Luiz Arapiraca

Personal information
- Full name: Luiz Rogério Lima Arapiraca
- Nationality: Brazil
- Born: 26 December 1987 (age 38) Feira de Santana, Bahia, Brazil
- Height: 1.77 m (5 ft 10 in)
- Weight: 72 kg (159 lb)

Sport
- Sport: Swimming
- Strokes: Freestyle

Medal record
Men's swimming
Representing Brazil
South American Games
| Gold medal – first place | 2006 Buenos Aires | 800 m freestyle |
| Gold medal – first place | 2006 Buenos Aires | 1500 m freestyle |
| Gold medal – first place | 2010 Medellín | 1500 m freestyle |
| Silver medal – second place | 2010 Medellín | 800 m freestyle |
| Bronze medal – third place | 2006 Buenos Aires | 4×200 m freestyle |

= Luiz Arapiraca =

Brazilian swimmer (born 1987)

Luiz Rogério Lima Arapiraca (born 26 December 1987 in Feira de Santana) is a Brazilian competitive swimmer.

Arapiraca won the gold medal in the 1500-metre freestyle and the bronze medal in the 400-metre freestyle Juvenile B, at the 2005 South American Youth Championships.

At the 2006 South American Games, he won the gold medal in the 800-metre freestyle, in the 1500-metre freestyle, and bronze in the 4×200-metre freestyle

Arapiraca competed at the 2007 Pan American Games, in Rio de Janeiro, where he went to the 1500-metre freestyle final, finishing in fifth place.

In 2009, at the Maria Lenk Aquatic Center, Arapiraca distinguished himself by breaking two old Brazilian swimming records: Luiz Lima's 1500-metre freestyle record, that existed 11 years ago, and Djan Madruga's 800-metre freestyle record, which lingered since 1980, and finally fell after 29 years.

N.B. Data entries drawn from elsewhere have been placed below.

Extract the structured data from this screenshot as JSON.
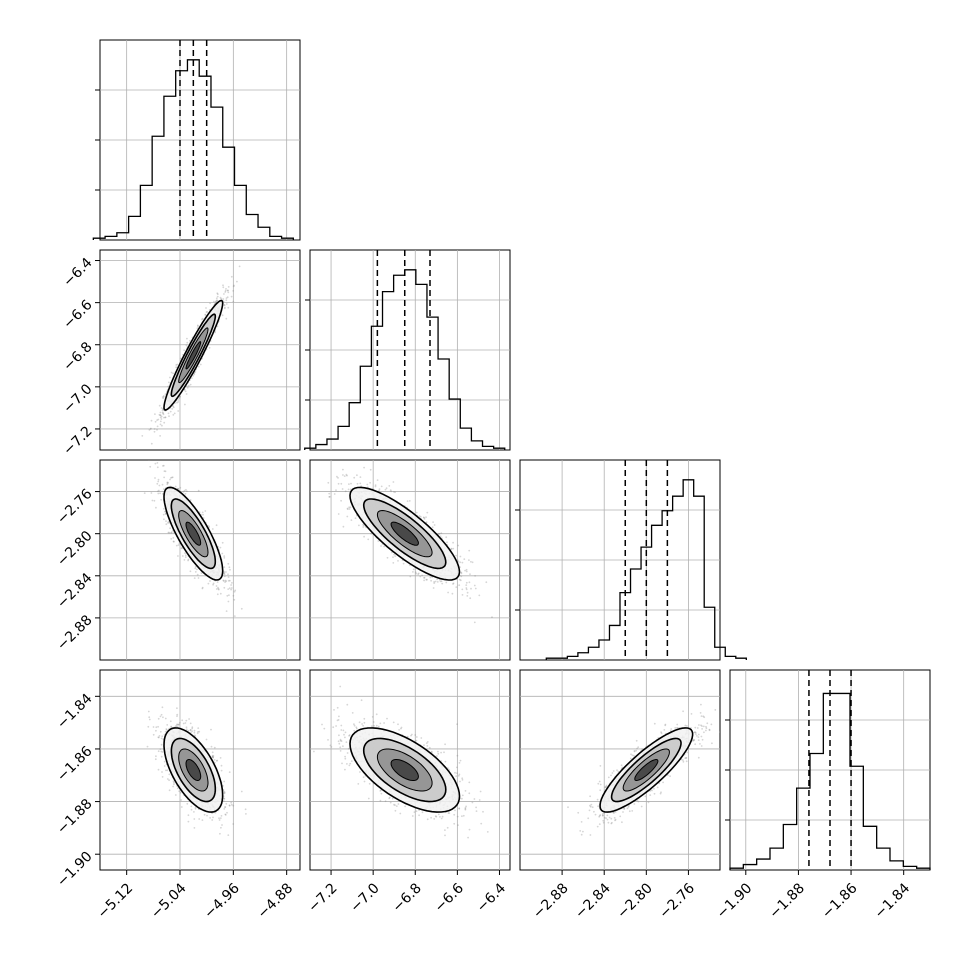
{
  "chart_data": {
    "type": "corner",
    "parameters": [
      {
        "range": [
          -5.16,
          -4.86
        ],
        "ticks": [
          -5.12,
          -5.04,
          -4.96,
          -4.88
        ],
        "tick_labels": [
          "−5.12",
          "−5.04",
          "−4.96",
          "−4.88"
        ],
        "mean": -5.02,
        "sd": 0.022,
        "quantiles": [
          -5.04,
          -5.02,
          -5.0
        ],
        "hist": [
          0.01,
          0.02,
          0.04,
          0.13,
          0.3,
          0.57,
          0.79,
          0.93,
          0.99,
          0.9,
          0.73,
          0.51,
          0.3,
          0.14,
          0.07,
          0.02,
          0.01
        ]
      },
      {
        "range": [
          -7.3,
          -6.35
        ],
        "ticks": [
          -7.2,
          -7.0,
          -6.8,
          -6.6,
          -6.4
        ],
        "tick_labels": [
          "−7.2",
          "−7.0",
          "−6.8",
          "−6.6",
          "−6.4"
        ],
        "mean": -6.85,
        "sd": 0.13,
        "quantiles": [
          -6.98,
          -6.85,
          -6.73
        ],
        "hist": [
          0.01,
          0.03,
          0.06,
          0.13,
          0.26,
          0.46,
          0.68,
          0.87,
          0.96,
          0.99,
          0.91,
          0.73,
          0.5,
          0.28,
          0.12,
          0.05,
          0.02,
          0.01
        ]
      },
      {
        "range": [
          -2.92,
          -2.73
        ],
        "ticks": [
          -2.88,
          -2.84,
          -2.8,
          -2.76
        ],
        "tick_labels": [
          "−2.88",
          "−2.84",
          "−2.80",
          "−2.76"
        ],
        "mean": -2.8,
        "sd": 0.022,
        "quantiles": [
          -2.82,
          -2.8,
          -2.78
        ],
        "hist": [
          0.01,
          0.01,
          0.02,
          0.04,
          0.07,
          0.11,
          0.19,
          0.37,
          0.5,
          0.62,
          0.74,
          0.82,
          0.9,
          0.99,
          0.9,
          0.29,
          0.07,
          0.02,
          0.01
        ]
      },
      {
        "range": [
          -1.906,
          -1.83
        ],
        "ticks": [
          -1.9,
          -1.88,
          -1.86,
          -1.84
        ],
        "tick_labels": [
          "−1.90",
          "−1.88",
          "−1.86",
          "−1.84"
        ],
        "mean": -1.868,
        "sd": 0.008,
        "quantiles": [
          -1.876,
          -1.868,
          -1.86
        ],
        "hist": [
          0.01,
          0.03,
          0.06,
          0.12,
          0.25,
          0.45,
          0.64,
          0.97,
          0.97,
          0.57,
          0.24,
          0.12,
          0.05,
          0.02,
          0.01
        ]
      }
    ],
    "scatter_pairs": [
      {
        "row": 1,
        "col": 0,
        "rho": 0.95
      },
      {
        "row": 2,
        "col": 0,
        "rho": -0.8
      },
      {
        "row": 2,
        "col": 1,
        "rho": -0.82
      },
      {
        "row": 3,
        "col": 0,
        "rho": -0.6
      },
      {
        "row": 3,
        "col": 1,
        "rho": -0.62
      },
      {
        "row": 3,
        "col": 2,
        "rho": 0.85
      }
    ],
    "grid": true,
    "colors": {
      "line": "#000000",
      "points": "#8a8a8a",
      "grid": "#b0b0b0"
    }
  }
}
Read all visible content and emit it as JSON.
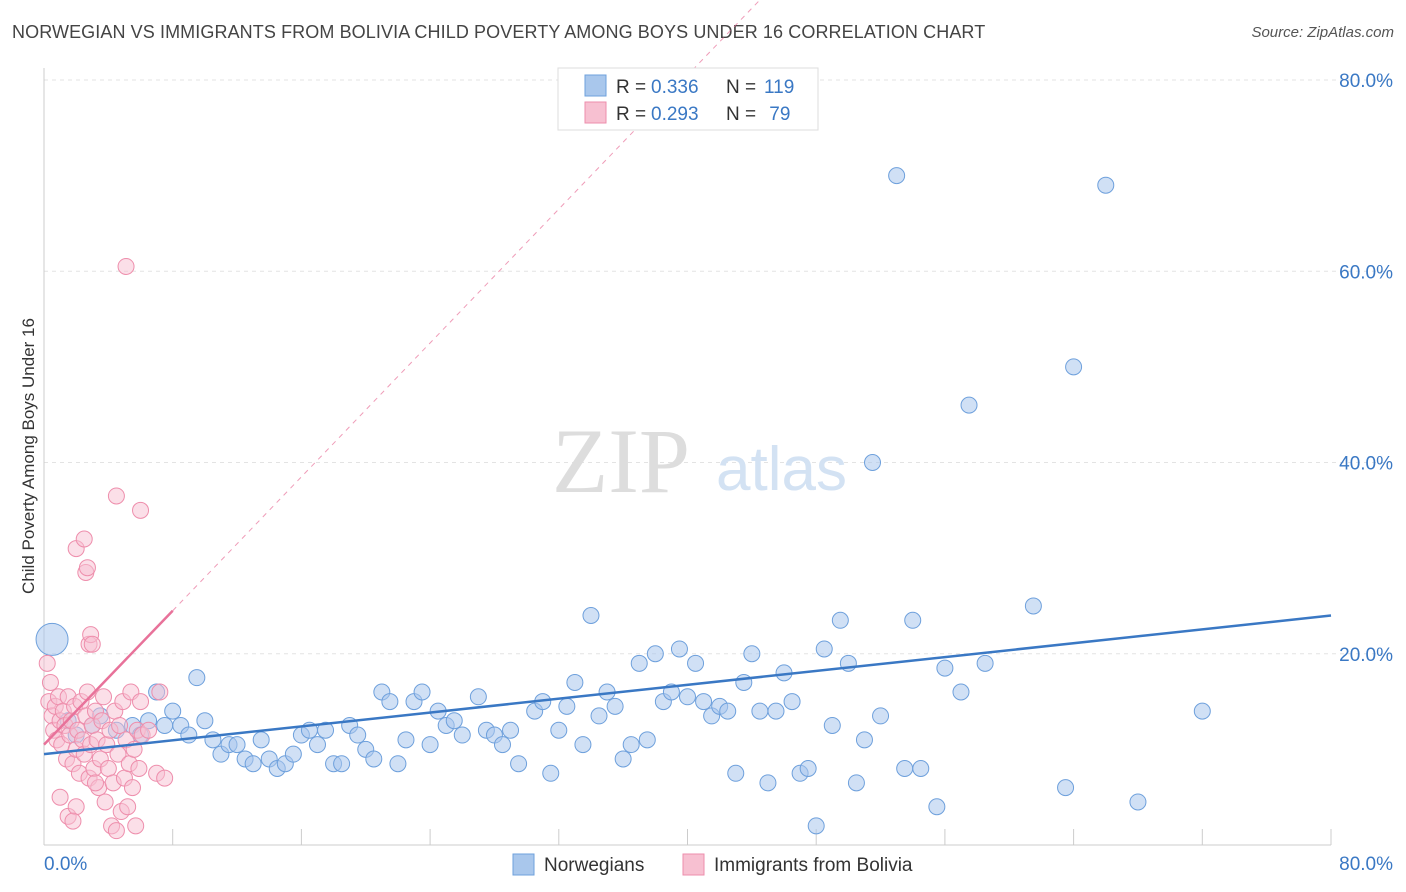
{
  "header": {
    "title": "NORWEGIAN VS IMMIGRANTS FROM BOLIVIA CHILD POVERTY AMONG BOYS UNDER 16 CORRELATION CHART",
    "source": "Source: ZipAtlas.com"
  },
  "watermark": {
    "zip": "ZIP",
    "atlas": "atlas"
  },
  "colors": {
    "blue": "#6ea0dc",
    "blue_fill": "#a9c7ec",
    "blue_line": "#3a78c4",
    "pink": "#ee8eac",
    "pink_fill": "#f7c0d1",
    "pink_line": "#e8729a",
    "axis_text": "#3a78c4",
    "grid": "#e3e3e3"
  },
  "legend_top": {
    "rows": [
      {
        "r_label": "R = ",
        "r_value": "0.336",
        "n_label": "N = ",
        "n_value": "119"
      },
      {
        "r_label": "R = ",
        "r_value": "0.293",
        "n_label": "N = ",
        "n_value": " 79"
      }
    ]
  },
  "legend_bottom": {
    "items": [
      {
        "label": "Norwegians"
      },
      {
        "label": "Immigrants from Bolivia"
      }
    ]
  },
  "chart_data": {
    "type": "scatter",
    "title": "NORWEGIAN VS IMMIGRANTS FROM BOLIVIA CHILD POVERTY AMONG BOYS UNDER 16 CORRELATION CHART",
    "xlabel": "",
    "ylabel": "Child Poverty Among Boys Under 16",
    "xlim": [
      0,
      80
    ],
    "ylim": [
      0,
      80
    ],
    "x_tick_labels": [
      "0.0%",
      "80.0%"
    ],
    "y_tick_labels": [
      "20.0%",
      "40.0%",
      "60.0%",
      "80.0%"
    ],
    "y_ticks": [
      20,
      40,
      60,
      80
    ],
    "grid": true,
    "legend_position": "top-center",
    "series": [
      {
        "name": "Norwegians",
        "r": 0.336,
        "n": 119,
        "trend": {
          "x": [
            0,
            80
          ],
          "y": [
            9.5,
            24.0
          ]
        },
        "points": [
          [
            0.5,
            21.5
          ],
          [
            1.5,
            13.0
          ],
          [
            2.0,
            11.5
          ],
          [
            3.0,
            12.5
          ],
          [
            3.5,
            13.5
          ],
          [
            4.5,
            12.0
          ],
          [
            5.5,
            12.5
          ],
          [
            6.0,
            11.5
          ],
          [
            6.5,
            13.0
          ],
          [
            7.0,
            16.0
          ],
          [
            7.5,
            12.5
          ],
          [
            8.0,
            14.0
          ],
          [
            8.5,
            12.5
          ],
          [
            9.0,
            11.5
          ],
          [
            9.5,
            17.5
          ],
          [
            10.0,
            13.0
          ],
          [
            10.5,
            11.0
          ],
          [
            11.0,
            9.5
          ],
          [
            11.5,
            10.5
          ],
          [
            12.0,
            10.5
          ],
          [
            12.5,
            9.0
          ],
          [
            13.0,
            8.5
          ],
          [
            13.5,
            11.0
          ],
          [
            14.0,
            9.0
          ],
          [
            14.5,
            8.0
          ],
          [
            15.0,
            8.5
          ],
          [
            15.5,
            9.5
          ],
          [
            16.0,
            11.5
          ],
          [
            16.5,
            12.0
          ],
          [
            17.0,
            10.5
          ],
          [
            17.5,
            12.0
          ],
          [
            18.0,
            8.5
          ],
          [
            18.5,
            8.5
          ],
          [
            19.0,
            12.5
          ],
          [
            19.5,
            11.5
          ],
          [
            20.0,
            10.0
          ],
          [
            20.5,
            9.0
          ],
          [
            21.0,
            16.0
          ],
          [
            21.5,
            15.0
          ],
          [
            22.0,
            8.5
          ],
          [
            22.5,
            11.0
          ],
          [
            23.0,
            15.0
          ],
          [
            23.5,
            16.0
          ],
          [
            24.0,
            10.5
          ],
          [
            24.5,
            14.0
          ],
          [
            25.0,
            12.5
          ],
          [
            25.5,
            13.0
          ],
          [
            26.0,
            11.5
          ],
          [
            27.0,
            15.5
          ],
          [
            27.5,
            12.0
          ],
          [
            28.0,
            11.5
          ],
          [
            28.5,
            10.5
          ],
          [
            29.0,
            12.0
          ],
          [
            29.5,
            8.5
          ],
          [
            30.5,
            14.0
          ],
          [
            31.0,
            15.0
          ],
          [
            31.5,
            7.5
          ],
          [
            32.0,
            12.0
          ],
          [
            32.5,
            14.5
          ],
          [
            33.0,
            17.0
          ],
          [
            33.5,
            10.5
          ],
          [
            34.0,
            24.0
          ],
          [
            34.5,
            13.5
          ],
          [
            35.0,
            16.0
          ],
          [
            35.5,
            14.5
          ],
          [
            36.0,
            9.0
          ],
          [
            36.5,
            10.5
          ],
          [
            37.0,
            19.0
          ],
          [
            37.5,
            11.0
          ],
          [
            38.0,
            20.0
          ],
          [
            38.5,
            15.0
          ],
          [
            39.0,
            16.0
          ],
          [
            39.5,
            20.5
          ],
          [
            40.0,
            15.5
          ],
          [
            40.5,
            19.0
          ],
          [
            41.0,
            15.0
          ],
          [
            41.5,
            13.5
          ],
          [
            42.0,
            14.5
          ],
          [
            42.5,
            14.0
          ],
          [
            43.0,
            7.5
          ],
          [
            43.5,
            17.0
          ],
          [
            44.0,
            20.0
          ],
          [
            44.5,
            14.0
          ],
          [
            45.0,
            6.5
          ],
          [
            45.5,
            14.0
          ],
          [
            46.0,
            18.0
          ],
          [
            46.5,
            15.0
          ],
          [
            47.0,
            7.5
          ],
          [
            47.5,
            8.0
          ],
          [
            48.0,
            2.0
          ],
          [
            48.5,
            20.5
          ],
          [
            49.0,
            12.5
          ],
          [
            49.5,
            23.5
          ],
          [
            50.0,
            19.0
          ],
          [
            50.5,
            6.5
          ],
          [
            51.0,
            11.0
          ],
          [
            51.5,
            40.0
          ],
          [
            52.0,
            13.5
          ],
          [
            53.0,
            70.0
          ],
          [
            53.5,
            8.0
          ],
          [
            54.0,
            23.5
          ],
          [
            54.5,
            8.0
          ],
          [
            55.5,
            4.0
          ],
          [
            56.0,
            18.5
          ],
          [
            57.0,
            16.0
          ],
          [
            57.5,
            46.0
          ],
          [
            58.5,
            19.0
          ],
          [
            61.5,
            25.0
          ],
          [
            63.5,
            6.0
          ],
          [
            64.0,
            50.0
          ],
          [
            66.0,
            69.0
          ],
          [
            68.0,
            4.5
          ],
          [
            72.0,
            14.0
          ]
        ]
      },
      {
        "name": "Immigrants from Bolivia",
        "r": 0.293,
        "n": 79,
        "trend": {
          "x": [
            0,
            8
          ],
          "y": [
            10.5,
            24.5
          ]
        },
        "points": [
          [
            0.2,
            19.0
          ],
          [
            0.3,
            15.0
          ],
          [
            0.4,
            17.0
          ],
          [
            0.5,
            13.5
          ],
          [
            0.6,
            12.0
          ],
          [
            0.7,
            14.5
          ],
          [
            0.8,
            11.0
          ],
          [
            0.9,
            15.5
          ],
          [
            1.0,
            13.0
          ],
          [
            1.1,
            10.5
          ],
          [
            1.2,
            14.0
          ],
          [
            1.3,
            12.5
          ],
          [
            1.4,
            9.0
          ],
          [
            1.5,
            15.5
          ],
          [
            1.6,
            11.5
          ],
          [
            1.7,
            13.0
          ],
          [
            1.8,
            8.5
          ],
          [
            1.9,
            14.5
          ],
          [
            2.0,
            10.0
          ],
          [
            2.1,
            12.0
          ],
          [
            2.2,
            7.5
          ],
          [
            2.3,
            15.0
          ],
          [
            2.4,
            11.0
          ],
          [
            2.5,
            9.5
          ],
          [
            2.6,
            13.5
          ],
          [
            2.7,
            16.0
          ],
          [
            2.8,
            7.0
          ],
          [
            2.9,
            10.5
          ],
          [
            3.0,
            12.5
          ],
          [
            3.1,
            8.0
          ],
          [
            3.2,
            14.0
          ],
          [
            3.3,
            11.0
          ],
          [
            3.4,
            6.0
          ],
          [
            3.5,
            9.0
          ],
          [
            3.6,
            13.0
          ],
          [
            3.7,
            15.5
          ],
          [
            3.8,
            4.5
          ],
          [
            3.9,
            10.5
          ],
          [
            4.0,
            8.0
          ],
          [
            4.1,
            12.0
          ],
          [
            4.2,
            2.0
          ],
          [
            4.3,
            6.5
          ],
          [
            4.4,
            14.0
          ],
          [
            4.5,
            1.5
          ],
          [
            4.6,
            9.5
          ],
          [
            4.7,
            12.5
          ],
          [
            4.8,
            3.5
          ],
          [
            4.9,
            15.0
          ],
          [
            5.0,
            7.0
          ],
          [
            5.1,
            11.0
          ],
          [
            5.2,
            4.0
          ],
          [
            5.3,
            8.5
          ],
          [
            5.4,
            16.0
          ],
          [
            5.5,
            6.0
          ],
          [
            5.6,
            10.0
          ],
          [
            5.7,
            2.0
          ],
          [
            5.8,
            12.0
          ],
          [
            5.9,
            8.0
          ],
          [
            6.0,
            15.0
          ],
          [
            6.1,
            11.5
          ],
          [
            2.0,
            31.0
          ],
          [
            2.5,
            32.0
          ],
          [
            2.6,
            28.5
          ],
          [
            2.7,
            29.0
          ],
          [
            2.8,
            21.0
          ],
          [
            2.9,
            22.0
          ],
          [
            3.0,
            21.0
          ],
          [
            4.5,
            36.5
          ],
          [
            6.0,
            35.0
          ],
          [
            5.1,
            60.5
          ],
          [
            7.0,
            7.5
          ],
          [
            7.5,
            7.0
          ],
          [
            7.2,
            16.0
          ],
          [
            6.5,
            12.0
          ],
          [
            1.0,
            5.0
          ],
          [
            1.5,
            3.0
          ],
          [
            2.0,
            4.0
          ],
          [
            1.8,
            2.5
          ],
          [
            3.2,
            6.5
          ]
        ]
      }
    ]
  }
}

At the 2009 Jose Finkel Trophy, he broke the South American record of Venezuelan Ricardo Monasterio, 15:15.05, with a time of 15:13.13.

He was at the 2010 South American Games, where he earned the gold medal in the 1500-metre freestyle, and silver in the 800-metre freestyle

He was at the 2010 Pan Pacific Swimming Championships in Irvine, where he finished 20th in the 800-metre freestyle, and 17th in the 1500-metre freestyle.

On 3 May 2011, Arapiraca broke again the South American record of the 1500-metre freestyle, with a time of 15:12.69.

At the 2011 Pan American Games, he finished 13th in the 1500-metre freestyle.

In 2012, Arapiraca became the champion of the Travessia dos Fortes. He had already won the race in 2010.

Arapiraca classified to participate in the 5 km marathon swimming at the 2013 World Aquatics Championships in Barcelona. He finished 30th in the race.